In der Johannes-Brahms-Schule in Pinneberg fängt dieses Umweltbewusstsein bereits in der ersten Klasse an. Dort haben Marten Mössner, Mia Sowa, Quentin von Mallinckrodt und Emilio Ulbrich einen Schulgarten mit gemütlicher Sitzecke angelegt, in dem sie jetzt Kräuter, Beeren, Gemüse und Blumen anpflanzen. „Wir haben jetzt ein Naschbeet, das uns immer leckere und gesunde Süßigkeiten beschert“, sagt Marten. „Wir Kinder wünschen uns eine gesunde Natur und dass die Erde noch lange heil erhalten bleibt.“

Die Johann-Comenius-Schule in Pinneberg hat sich intensiv mit der Aufzucht von Bienen beschäftigt, erläutert Biologielehrerin Marlin Rothe. „Wir werden jetzt 20.000 Bienen dauerhaft in unserer Schulimkerei angesiedelt.“ Denn ohne Bienen gebe es keine Pflanzenvielfalt und keine bestäubten Pflanzen. Und ihre Schützlinge aus den fünften bis achten Klassen hätten festgestellt, „dass Bienen gar keine Plagegeister sind“.

Die Schüler der Gemeinschaftsschule Am Himmelsbarg in Moorrege haben sich mit dem baulichen Zustand ihrer Schule befasst und mit der Frage, wie sie so saniert werden könnte, dass möglichst wenig Wärme und Energie entweichen, erklärt Cassy Schöttler aus der 7d. Sogar eine Exkursion zu einer vollständig sanierten Schule mit wärmegedämmter Fassade schauten sich die Schüler mit Lehrern und Vertretern der Gemeinde in Glinde an. „Eintüten oder umschieben“ nannten sie diese Initiative, die jetzt die Kommunalpolitik zum Handeln anregen soll. „Je weniger Kohlendioxid, Heizungswärme und Abgase ausgestoßen werden, desto mehr wird das Weltklima geschützt und desto weniger steigt der Meeresspiegel an“, betont Schöttler.

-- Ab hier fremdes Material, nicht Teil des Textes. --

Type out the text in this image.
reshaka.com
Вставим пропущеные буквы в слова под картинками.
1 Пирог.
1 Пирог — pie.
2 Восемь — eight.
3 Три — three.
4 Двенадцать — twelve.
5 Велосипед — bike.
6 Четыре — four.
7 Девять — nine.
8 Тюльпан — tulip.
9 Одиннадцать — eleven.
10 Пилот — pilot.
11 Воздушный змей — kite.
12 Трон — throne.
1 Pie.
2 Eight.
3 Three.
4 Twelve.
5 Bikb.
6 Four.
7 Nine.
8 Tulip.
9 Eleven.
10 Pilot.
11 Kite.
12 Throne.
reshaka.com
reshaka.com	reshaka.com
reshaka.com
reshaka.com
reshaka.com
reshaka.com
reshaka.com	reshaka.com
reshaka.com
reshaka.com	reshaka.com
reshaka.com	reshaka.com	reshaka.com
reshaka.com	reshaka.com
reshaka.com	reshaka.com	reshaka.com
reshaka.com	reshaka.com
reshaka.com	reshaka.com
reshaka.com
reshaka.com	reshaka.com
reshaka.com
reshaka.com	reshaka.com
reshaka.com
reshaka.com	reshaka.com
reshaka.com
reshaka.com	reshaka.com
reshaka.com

Die Umwelt-AG des Ludwig-Meyn-Gymnasiums in Uetersen hat sich unter der Leitung von Lehrerin Doris Schmidt zum Schüler-Eltern-Lehrer-Verein Meine Energie entwickelt, der jetzt andere Schulen in Sachen Solarstrom beraten möchte. Das Gymnasium hat eine 10-kW-Photovoltaikanlage auf dem Schuldach installiert, die einen Großteil des Stromverbrauchs abdeckt und durch die der Schulträger jedes Jahr etwa 2000 Euro spart. Das Geld stellt die Kommune der Schule für andere Projekte zur Verfügung. Eine Win-Win-Situation. Um den Schülern dies jetzt auch im Unterricht nahezubringen, sollen sie kleine, mit Solarstrom beleuchtete Häuser und angetriebene Modellautos aus Bausätzen anfertigen und sich zu bestimmten Energiesparzielen verpflichten.

Ebenfalls mit jeweils 250 Euro Preisgeld wurden der Schulgarten der Johannes-Brahms-Schule in Pinneberg sowie das Mülltrennungsprojekt der Ernst-Barlach-Schule in Wedel bedacht.